Friday, July 8, 2011

On the Road

So I'm posting from the road! We left Ellen's parent's house this morning at 4am. Safia made a smooth transition to the car and continued sleeping the good sleep. In fact she gave us four-and-a-half hours of solid driving. We made a pit-stop for gas, nursing, and a diaper change. We're back in the car and I'm trying to keep Safia entertained with an onslaught of rattles and woobies and books. So far so good...

Thursday, July 7, 2011

Who's the Happiest Baby on the Block?


Yesterday was a much needed day of rest.  Everyone is better because of it.  I was starting to get nervous and a little frustrated that Safia was becoming increasingly dependent on us for falling asleep.  For the past few days, we were spending an exorbitant amount of time and energy getting her to fall asleep; we would hold her and bounce on the exercise ball (parenting gold, by the way), we would hold her and walk her up and down hallways, we would hold her and rock her in the rocking chair.  After finally falling asleep she would abruptly awaken upon leaving our touch, necessitating a complete re-do.  I will admit, I had a meltdown.  When the new day dawned, and I had composed myself, I took a new (actually, old) approach.

When Safia was a newborn, we utilized a method that may be recognizable as the "Happiest Baby on the Block" method.  It was incredibly effective, but for some unclear reason, we had moved away from it.  Yesterday, with few events planned for the day, I committed to returning to our old method.  I was devoted to swaddling Safia (we do anyway), putting Safia on her side, shushing, and gently swinging/shaking her in my arms every time it was nap time.  Rampant success ensued. I am hesitant to assign credit solely upon these specific calming methods.  Like all things, there are so many factors that come into play, but I was so relieved to have a low-stress, low-frustration, nap-full day.

We have also come to a decision as to our travel plans for returning to Athens.   We have decided to leave early tomorrow morning.  We're going to take things as they come and not try to push too hard on anybody's sanity.  Durham, North Carolina marks the half-way point on our journey, and we will keep open the possibility of stopping there for a break to assess our progress and further course of action.  If anyone has spent any time in Durham, please send along suggestions for eating/sites to see/places to visit.  Keep your fingers crossed and send us positive traveling vibes.

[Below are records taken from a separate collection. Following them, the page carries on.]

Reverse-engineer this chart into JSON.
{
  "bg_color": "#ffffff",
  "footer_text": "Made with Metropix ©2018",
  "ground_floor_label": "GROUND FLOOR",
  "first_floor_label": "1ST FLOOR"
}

Safia and Ellen play patty-cake

Wednesday, July 6, 2011

Contemplating a Journey

Safia at 13-weeks / 3-months
Somewhere in the chaos, we neglected to post the 13th-week/3-month picture of Safia.  That is the picture above.  My sincerest apologies for my failure to keep things up-to-date.
Yesterday, we all went downtown to the National Gallery to infuse some culture into our visit.  Safia had been clamoring all week to see the Chester Dale Collection: From Impressionism to Modernism exhibit, so we finally relented, and went to check it out.  She slept for about three-hours in her stroller as we navigated the exhibit to let all the magnificence marinate fully.  It was a great trip downtown, and we arrived back at home relatively unscathed.  


Safia commiserates with Jude 
So we are fully preparing for our return journey back to Athens.  600 miles.  10 hours by car.  We would like to get it done in one trip (rather than breaking it up into multiple days), but we are new to this type of journey with a baby, and are, therefore, open to the idea of laying over for a night if things get crazy.  We realize that our travel time will be greatly increased due to the necessary and regular stops for feeding, changing, and comforting, so we'll see how it goes.  If you have any advice or tips for long road trips with an infant, we are open and appreciative.  Luckily, there is no hard-and-fast date or time we need to be back in Athens by, so we do have the luxury of relative flexibility.